The full-length human AM and its functional fragments, TRAP and LRAP, were reassembled and purified in vitro. The protein solution of 100 µg‧mL^-1, pH=8, was prepared in Tris-HCl and incubated at room temperature for 1-15 min. Their self-assembly behaviors were observed and compared under a transmission electron microscope (TEM). The full-length AM was added to artificial saliva and incubated for 3 days. A scanning electron microscope (SEM) was used in observing the morphology of the induced new crystals. Then, TARP and LRAP were added. The resulting solution was incubated for 3 days and then observed again.

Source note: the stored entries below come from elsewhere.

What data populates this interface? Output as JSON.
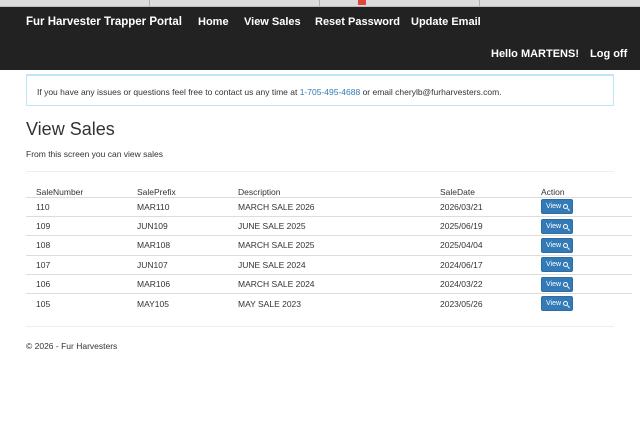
{
  "navbar": {
    "brand": "Fur Harvester Trapper Portal",
    "links": [
      "Home",
      "View Sales",
      "Reset Password",
      "Update Email"
    ],
    "greeting": "Hello MARTENS!",
    "logoff": "Log off"
  },
  "alert": {
    "prefix": "If you have any issues or questions feel free to contact us any time at ",
    "phone": "1-705-495-4688",
    "suffix": " or email cherylb@furharvesters.com."
  },
  "main": {
    "title": "View Sales",
    "subtitle": "From this screen you can view sales"
  },
  "table": {
    "headers": [
      "SaleNumber",
      "SalePrefix",
      "Description",
      "SaleDate",
      "Action"
    ],
    "rows": [
      [
        "110",
        "MAR110",
        "MARCH SALE 2026",
        "2026/03/21"
      ],
      [
        "109",
        "JUN109",
        "JUNE SALE 2025",
        "2025/06/19"
      ],
      [
        "108",
        "MAR108",
        "MARCH SALE 2025",
        "2025/04/04"
      ],
      [
        "107",
        "JUN107",
        "JUNE SALE 2024",
        "2024/06/17"
      ],
      [
        "106",
        "MAR106",
        "MARCH SALE 2024",
        "2024/03/22"
      ],
      [
        "105",
        "MAY105",
        "MAY SALE 2023",
        "2023/05/26"
      ]
    ],
    "view_label": "View",
    "view_icon": "search-icon"
  },
  "footer": {
    "text": "© 2026 - Fur Harvesters"
  },
  "colors": {
    "navbar": "#222222",
    "link": "#337ab7",
    "button": "#337ab7",
    "alert_border": "#bce8f1"
  }
}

When pH=8, the full-length human AM and TRAP assembly started spontaneously and formed “nanospheres” after 15 min.The nanospheres formed by TRAP existed independently, with a uniform size but without obvious internal structures. The full-length AM was assembled hierarchically, which formed “nanospheres” and further extended in all directions, formed a chain structure, and then aggregated into a net. The self-assembly behavior of LRAP was not obvious. Proteins mostly existed in the form of monomers without “nanosphere” formation. Only few oligomers were observed. The full-length AM was induced independently for 3 days to form rod-shaped HA crystals. TRAP and LRAP proteins were added, after 3 days the crystal elongation was obvious in the c axis, but the growth in plane A and plane B was poor.

The self-assembly and mineralization behaviors of full-length human AM, TRAP, and LRAP were consistent with the directional growth mechanism of HA crystals in vivo, providing a theoretical basis for the role of the fragments in the growth and maturation of HA crystals.